Friday, July 29, 2011

Alcest - Le Secret (2011)


The quiet, clean guitars tones that open "Le Secret" are soothing, leading to the sizzling of cymbals and the addition of the kick/snare drumming. The bassline is not overstated, yet powerful all the same. This is progressive rock, played beautifully, in the same realm as Porcupine Tree. But the aural assault is soon to follow, with guitars ringing out distorted tones, and the light tapping of drums building to a thunder. Soft vocals enter nearly five minutes into the song, yet keeping the same rapid fire drumming that has come to be synonymous with black metal.

You may feel as though you have spaced out, because time is simply not important anymore.

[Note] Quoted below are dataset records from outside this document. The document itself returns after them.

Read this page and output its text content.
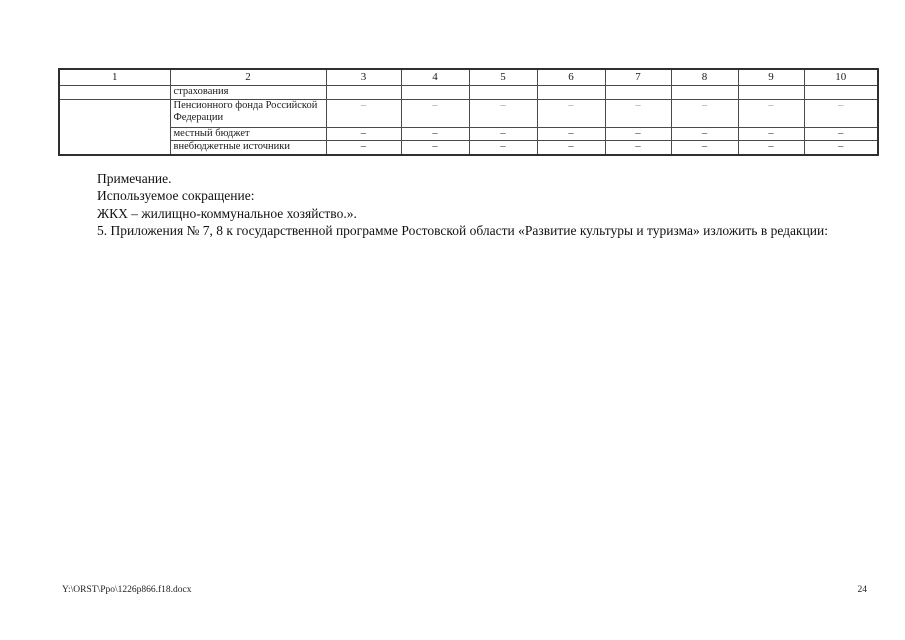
1	2	3	4	5	6	7	8	9	10
	страхования								
	Пенсионного фонда Российской Федерации	–	–	–	–	–	–	–	–
	местный бюджет	–	–	–	–	–	–	–	–
	внебюджетные источники	–	–	–	–	–	–	–	–

Примечание.

Используемое сокращение:

ЖКХ – жилищно-коммунальное хозяйство.».

5. Приложения № 7, 8 к государственной программе Ростовской области «Развитие культуры и туризма» изложить в редакции:

Y:\ORST\Ppo\1226p866.f18.docx	24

Everything flows together perfectly, and you may find yourself lost in the haze. The instrumentation is fragile, with each pillar standing, delicately, on it's own. But the strength of all these pieces together is unreal at times, with the thumping of kick drums propping up a melody, or a high energy bass line forming the glue between kick and snare. An interlude of almost punk fervor comes dashing to an end with an acoustic tinged portion. The full band sound reenters, but with little more than a whisper. The gasp of vocals peeks through, but only to guide the song to an end.

The second track, "Elevation" is aptly named and well performed. The heavenly sound of keys may bring a tear to your eye, as the darkened clouds part and expose a shining sun. This passage would be as at home in a church as it would in a garage studio. But with the greatest beauty, comes the strongest crash. With the ringing of a cymbal, the high speed drumming begins, complimented by distorted, yet clear, guitar chords. The sparkling low end of the bass is enough to tie it all together. The screeching, hoarse vocals enter, in such a sharp contrast to the music being performed. They scream forward, over top of the building energy. As the distortion fades, clean guitars return. But not for long.

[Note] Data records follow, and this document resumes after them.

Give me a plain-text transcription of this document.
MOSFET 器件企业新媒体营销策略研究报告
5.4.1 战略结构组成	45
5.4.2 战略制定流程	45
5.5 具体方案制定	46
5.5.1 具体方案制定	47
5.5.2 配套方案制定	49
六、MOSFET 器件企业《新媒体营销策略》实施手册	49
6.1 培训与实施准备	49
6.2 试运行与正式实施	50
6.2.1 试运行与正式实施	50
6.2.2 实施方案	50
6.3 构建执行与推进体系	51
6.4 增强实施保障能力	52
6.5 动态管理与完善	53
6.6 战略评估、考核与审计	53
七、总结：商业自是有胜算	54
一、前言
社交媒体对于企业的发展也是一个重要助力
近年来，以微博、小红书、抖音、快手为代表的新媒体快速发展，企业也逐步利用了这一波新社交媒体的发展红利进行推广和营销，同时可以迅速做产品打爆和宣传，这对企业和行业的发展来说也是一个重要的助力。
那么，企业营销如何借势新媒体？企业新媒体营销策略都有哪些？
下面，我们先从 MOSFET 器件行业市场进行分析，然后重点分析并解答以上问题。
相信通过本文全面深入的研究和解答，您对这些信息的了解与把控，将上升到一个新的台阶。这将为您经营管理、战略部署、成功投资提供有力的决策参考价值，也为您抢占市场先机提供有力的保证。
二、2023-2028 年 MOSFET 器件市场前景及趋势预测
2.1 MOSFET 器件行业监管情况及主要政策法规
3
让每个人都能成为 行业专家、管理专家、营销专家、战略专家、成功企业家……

The effects build, the thump of a kick drum sends your woofers in motion, a some fancy string work leads you into a post-metal blitz. To say the music is "atmospheric" does not to it justice. It surrounds you. The layers and layers of distortion and low end rumbling form a wall around your head. Even as the harsh vocals take command again, you can't help but feel relaxed. The crashing of cymbals only strengthens the emotions that will run through you. It all fades away, and those eerie keyboard tones return, laying you down amongst the clouds. And as quickly as it began, it all fades away.

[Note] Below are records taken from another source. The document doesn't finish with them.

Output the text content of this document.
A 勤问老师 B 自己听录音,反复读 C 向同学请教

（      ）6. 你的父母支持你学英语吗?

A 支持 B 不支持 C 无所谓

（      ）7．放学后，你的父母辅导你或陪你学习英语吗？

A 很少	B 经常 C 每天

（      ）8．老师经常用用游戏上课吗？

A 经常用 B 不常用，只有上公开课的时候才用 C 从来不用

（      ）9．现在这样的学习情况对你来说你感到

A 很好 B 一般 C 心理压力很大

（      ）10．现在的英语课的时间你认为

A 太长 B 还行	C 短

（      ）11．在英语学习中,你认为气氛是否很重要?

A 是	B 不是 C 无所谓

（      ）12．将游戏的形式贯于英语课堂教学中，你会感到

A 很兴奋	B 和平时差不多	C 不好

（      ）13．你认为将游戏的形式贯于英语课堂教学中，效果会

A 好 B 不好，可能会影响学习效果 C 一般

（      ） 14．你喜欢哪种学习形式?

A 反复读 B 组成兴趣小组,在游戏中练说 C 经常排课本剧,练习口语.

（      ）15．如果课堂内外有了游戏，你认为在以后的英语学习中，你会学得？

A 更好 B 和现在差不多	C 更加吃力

This re-imagining of the original work was well executed, and much needed. Included on this re-release are the original versions, recorded in 2005. Contrary to the early recordings, these have a production value that allows us to see the vision. I find it hard to describe the imagery created. In fact, I struggled to stay alert during this album, choosing, rather, to slip into a state of consciousness where only the music existed. The first time you hit play, don't read. Don't drive. Don't eat. Just Listen.